Dear second semester freshmen,
You are probably in one of two places right now: 1) you’re feeling great and absolutely love school and can’t wait to get back or 2) you’re feeling confused and not sure you’re happy and not quite ready to go back. Or, maybe you’re even feeling a little bit of both.
When looking at schools my junior year of high school, my parents gave me a 6-hour radius for where I could apply… every single school I applied to was exactly 6 hours away. I wanted to get out of my small town and experience new things; I needed independence. Right off the bat I wanted to do everything on my own and prove to my friends and family at home that I could handle this new experience. I was, for the first time, completely responsible for myself. I didn’t ask for financial support from my parents, I didn’t ask for emotional support from my family or friends, and I didn’t ask for academic support from my professors. I was juggling work, school, and making new friends all on my own. By Thanksgiving break I was a complete mess; I felt like the weight of the world was on my shoulders. After keeping everything bottled up for 3 months, I finally just broke down to my mom. I told her that I couldn’t handle it and I wanted to transfer to be closer to home. She told me that it was my decision, but she urged me to give it one more semester at UNH.
So, going back to school I talked to my hall director (who also happened to be my next door neighbor) about what I was feeling. He told me that independence doesn’t mean isolation and that it was okay to ask for help. He encouraged me to go to office hours and ask questions, cut down on a few shifts at the dining hall, and talk to friends and family when I was having a tough week. After our talk, I started getting involved with more clubs and activities, going to socials in my hall, and talking to people when I needed help. I soon realized that everybody was in the same boat as me, my friends were feeling stressed and homesick too; I wasn’t alone.
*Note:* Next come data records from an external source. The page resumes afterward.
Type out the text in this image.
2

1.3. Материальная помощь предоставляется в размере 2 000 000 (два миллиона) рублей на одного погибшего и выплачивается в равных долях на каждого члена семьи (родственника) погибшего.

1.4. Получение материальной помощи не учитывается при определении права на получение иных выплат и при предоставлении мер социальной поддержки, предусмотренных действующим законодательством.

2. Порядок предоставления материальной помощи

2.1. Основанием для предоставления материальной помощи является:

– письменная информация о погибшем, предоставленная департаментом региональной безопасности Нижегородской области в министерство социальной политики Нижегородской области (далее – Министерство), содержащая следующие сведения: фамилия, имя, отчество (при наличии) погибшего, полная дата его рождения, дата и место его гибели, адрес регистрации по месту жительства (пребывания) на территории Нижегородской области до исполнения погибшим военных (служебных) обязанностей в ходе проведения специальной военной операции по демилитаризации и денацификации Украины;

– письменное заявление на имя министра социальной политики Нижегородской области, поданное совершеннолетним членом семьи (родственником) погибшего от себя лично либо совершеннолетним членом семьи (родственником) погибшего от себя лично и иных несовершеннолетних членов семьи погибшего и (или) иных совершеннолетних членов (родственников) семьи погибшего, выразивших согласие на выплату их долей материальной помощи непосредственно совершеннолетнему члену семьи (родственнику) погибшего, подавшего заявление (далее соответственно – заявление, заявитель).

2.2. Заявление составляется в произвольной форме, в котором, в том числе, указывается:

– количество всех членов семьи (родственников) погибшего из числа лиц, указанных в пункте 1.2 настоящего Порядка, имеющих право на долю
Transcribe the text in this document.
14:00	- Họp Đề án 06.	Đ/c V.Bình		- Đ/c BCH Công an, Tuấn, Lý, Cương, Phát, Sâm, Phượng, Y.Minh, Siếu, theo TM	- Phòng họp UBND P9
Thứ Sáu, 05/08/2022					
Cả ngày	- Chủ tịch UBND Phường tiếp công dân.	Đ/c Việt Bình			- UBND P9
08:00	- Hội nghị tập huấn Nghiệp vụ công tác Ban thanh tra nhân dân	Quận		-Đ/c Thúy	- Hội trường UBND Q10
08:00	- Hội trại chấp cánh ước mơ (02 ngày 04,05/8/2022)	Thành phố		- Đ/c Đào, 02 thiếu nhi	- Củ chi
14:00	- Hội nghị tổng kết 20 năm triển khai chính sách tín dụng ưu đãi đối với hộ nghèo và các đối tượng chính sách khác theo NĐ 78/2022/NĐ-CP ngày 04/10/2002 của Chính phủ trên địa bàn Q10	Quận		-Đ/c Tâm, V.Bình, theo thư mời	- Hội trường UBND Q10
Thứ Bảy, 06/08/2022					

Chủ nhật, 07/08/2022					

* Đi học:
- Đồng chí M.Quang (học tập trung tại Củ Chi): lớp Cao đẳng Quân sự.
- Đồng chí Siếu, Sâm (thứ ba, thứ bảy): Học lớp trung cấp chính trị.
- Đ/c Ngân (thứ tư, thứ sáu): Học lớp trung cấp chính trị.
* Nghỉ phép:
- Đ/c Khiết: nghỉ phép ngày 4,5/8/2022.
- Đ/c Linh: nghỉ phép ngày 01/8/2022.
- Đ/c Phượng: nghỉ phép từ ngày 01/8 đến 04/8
This support system made all the difference in the world for me. I started to take some of the pressure off myself and really enjoy my college experience. So, what I learned about myself is that although independence is important to me, that doesn’t mean I can’t ask for help. Everyone struggles with something, and everyone needs a support system. Life needs to be taken one step at a time; you never know what’s around the corner and it’s not possible to plan every aspect of your life because things change every day. College is about figuring all of that out and learning to enjoy life.
So, for those of you who are in the same boat as I was returning to school, don’t worry. Give your school a shot and give yourself a shot to have fun. Take some pressure off of yourself and ask for help when you need it. And for those of you who loved your first semester and can’t wait to get back – that’s great! Reach out to those who may need a nudge in the right direction. And, if at the end of your second semester you find that it's not the right fit for you, then that's okay too. Learning to be an adult and make decisions that are right for you is all part of the experience. Just make sure whatever you do, you're putting your best foot forward.